Das Li-Fraumeni-Syndrom (LFS) ist eine erbliche Veränderung, die das Risiko für die Entwicklung verschiedener Krebsarten stark erhöht. Bereits im Kindes- oder Jugendalter kann es zu Tumoren der Weichteile, Knochen, des Blutes (Leukämie), des Gehirns und der Nebennieren kommen. Bei Frauen besteht außerdem ein deutlich erhöhtes Risiko für Brustkrebs. Schon im ersten Lebensjahr erkranken 4% der Kinder mit LFS an einem Tumor. Bis zum Alter von 5 Jahren steigt diese Zahl auf 22% und bis zum 18. Lebensjahr haben bereits über 40% der Betroffenen einen Tumor entwickelt. Etwa 50% der Frauen mit LFS erkrankt bis zum 30. Lebensjahr an Krebs, bei Männern liegt diese Altersgrenze bei 45 Jahren. Mit zunehmendem Alter steigt das Risiko weiter an: Im Alter von 60 Jahren liegt es bereits bei 80-90%, und mit 70 Jahren ist die Wahrscheinlichkeit, an Krebs zu erkranken 100%. Viele Betroffene, die eine Erkrankung überleben erleiden mehrmals im Leben eine Krebserkrankung. Da das LFS zu den aggressivsten Krebsprädispositionssyndromen gehört, ist eine engmaschige medizinische Betreuung der Betroffenen besonders wichtig. Die Fanconi-Anämie (FA) ist eine seltene genetische Erkrankung, die verschiedene Organsysteme des Körpers beeinträchtigen kann. Patienten mit FA tragen ein deutlich erhöhtes Risiko für Blutkrankheiten mit geschwächter Funktion des Knochenmarks. Die Wahrscheinlichkeit, an Leukämie (Blutkrebs) oder anderen Krebsarten zu erkranken, ist bei FA-Patienten stark erhöht. Es finden sich auch weitere Fehlbildungen.
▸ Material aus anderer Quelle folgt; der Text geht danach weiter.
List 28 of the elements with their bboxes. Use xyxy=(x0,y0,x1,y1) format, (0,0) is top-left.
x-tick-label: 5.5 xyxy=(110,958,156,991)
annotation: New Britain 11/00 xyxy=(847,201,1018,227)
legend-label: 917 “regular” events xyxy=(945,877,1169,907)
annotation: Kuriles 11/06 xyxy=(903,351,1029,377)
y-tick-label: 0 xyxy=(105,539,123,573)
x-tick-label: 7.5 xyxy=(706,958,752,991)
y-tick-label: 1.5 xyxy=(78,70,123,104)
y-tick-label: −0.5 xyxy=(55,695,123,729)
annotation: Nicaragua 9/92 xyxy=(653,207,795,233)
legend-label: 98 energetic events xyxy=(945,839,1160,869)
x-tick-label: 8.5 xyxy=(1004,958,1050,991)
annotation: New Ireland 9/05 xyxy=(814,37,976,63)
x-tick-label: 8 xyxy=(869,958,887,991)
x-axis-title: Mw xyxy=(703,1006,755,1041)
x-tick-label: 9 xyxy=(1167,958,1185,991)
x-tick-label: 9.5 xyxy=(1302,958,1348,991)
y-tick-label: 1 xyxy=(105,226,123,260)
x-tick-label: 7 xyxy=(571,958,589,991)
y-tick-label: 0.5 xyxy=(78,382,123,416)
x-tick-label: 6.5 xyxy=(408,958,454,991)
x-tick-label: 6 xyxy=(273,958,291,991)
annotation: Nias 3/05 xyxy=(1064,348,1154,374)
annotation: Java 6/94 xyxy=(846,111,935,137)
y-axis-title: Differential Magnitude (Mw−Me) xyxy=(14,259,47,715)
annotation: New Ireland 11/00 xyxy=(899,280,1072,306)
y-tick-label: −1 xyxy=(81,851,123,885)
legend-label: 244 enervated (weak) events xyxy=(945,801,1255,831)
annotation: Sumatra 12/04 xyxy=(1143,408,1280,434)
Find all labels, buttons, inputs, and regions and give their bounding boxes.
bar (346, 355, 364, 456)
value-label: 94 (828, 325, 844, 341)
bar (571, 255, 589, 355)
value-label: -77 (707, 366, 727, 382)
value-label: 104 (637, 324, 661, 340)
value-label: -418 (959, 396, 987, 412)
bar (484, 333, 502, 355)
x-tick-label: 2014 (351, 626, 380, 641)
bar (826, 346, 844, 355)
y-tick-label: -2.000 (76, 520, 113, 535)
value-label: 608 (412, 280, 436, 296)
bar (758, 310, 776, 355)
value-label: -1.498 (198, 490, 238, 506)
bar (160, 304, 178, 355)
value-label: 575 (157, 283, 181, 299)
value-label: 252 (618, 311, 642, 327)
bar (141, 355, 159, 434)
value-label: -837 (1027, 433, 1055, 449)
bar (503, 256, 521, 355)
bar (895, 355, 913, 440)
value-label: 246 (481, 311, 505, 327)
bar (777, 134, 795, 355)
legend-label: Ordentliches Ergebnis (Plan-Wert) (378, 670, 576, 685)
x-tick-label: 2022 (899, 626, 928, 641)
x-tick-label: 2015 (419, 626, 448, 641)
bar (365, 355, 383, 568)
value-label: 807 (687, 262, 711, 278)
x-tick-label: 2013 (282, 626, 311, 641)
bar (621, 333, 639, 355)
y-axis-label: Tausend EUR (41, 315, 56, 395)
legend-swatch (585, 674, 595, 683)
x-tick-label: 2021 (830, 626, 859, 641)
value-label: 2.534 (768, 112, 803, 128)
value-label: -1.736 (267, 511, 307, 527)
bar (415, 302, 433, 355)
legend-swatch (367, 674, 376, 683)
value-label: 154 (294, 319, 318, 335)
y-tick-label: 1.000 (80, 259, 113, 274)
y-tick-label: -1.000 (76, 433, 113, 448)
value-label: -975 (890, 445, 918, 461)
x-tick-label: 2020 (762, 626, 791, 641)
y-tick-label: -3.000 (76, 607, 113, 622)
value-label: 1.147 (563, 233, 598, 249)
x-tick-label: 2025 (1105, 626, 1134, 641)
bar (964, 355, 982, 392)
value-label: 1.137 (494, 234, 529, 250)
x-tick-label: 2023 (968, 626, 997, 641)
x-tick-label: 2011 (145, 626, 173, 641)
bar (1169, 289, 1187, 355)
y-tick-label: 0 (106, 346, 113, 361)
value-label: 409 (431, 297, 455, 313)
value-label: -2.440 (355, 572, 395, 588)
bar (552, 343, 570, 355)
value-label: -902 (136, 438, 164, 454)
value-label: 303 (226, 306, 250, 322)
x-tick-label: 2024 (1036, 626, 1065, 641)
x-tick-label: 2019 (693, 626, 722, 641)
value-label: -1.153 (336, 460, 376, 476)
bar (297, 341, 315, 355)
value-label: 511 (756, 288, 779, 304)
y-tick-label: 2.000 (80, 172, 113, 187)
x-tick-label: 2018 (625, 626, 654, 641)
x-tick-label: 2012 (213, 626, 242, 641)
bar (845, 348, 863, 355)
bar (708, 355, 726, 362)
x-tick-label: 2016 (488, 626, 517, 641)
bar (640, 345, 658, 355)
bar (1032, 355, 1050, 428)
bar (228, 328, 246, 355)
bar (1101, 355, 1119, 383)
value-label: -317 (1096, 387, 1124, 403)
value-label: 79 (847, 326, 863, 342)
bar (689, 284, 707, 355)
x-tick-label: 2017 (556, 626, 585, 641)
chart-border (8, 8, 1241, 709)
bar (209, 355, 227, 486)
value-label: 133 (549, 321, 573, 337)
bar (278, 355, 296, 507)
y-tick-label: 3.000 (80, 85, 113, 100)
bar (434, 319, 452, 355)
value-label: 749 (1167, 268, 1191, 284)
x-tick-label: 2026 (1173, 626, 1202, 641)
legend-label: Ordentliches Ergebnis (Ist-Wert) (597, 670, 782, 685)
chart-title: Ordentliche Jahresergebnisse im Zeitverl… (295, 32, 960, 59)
Warum soll das Forschungsprojekt unterstützt werden?
Durch das Projekt schaffen wir es, gemeinsam mit Betroffenen, ein weltweit einmaliges Beratungsangebot zu entwickeln, das auch wissenschaftlich evaluiert wird. Ein erfolgreicher Verlauf schafft eine Vorlage für viele weitere seltene Erkrankungen, die auch im Hinblick auf die psychosoziale Unterstützung adressiert werden müssen, denn es gibt geschätzt über 100 seltene Krebsprädispositionssyndrome.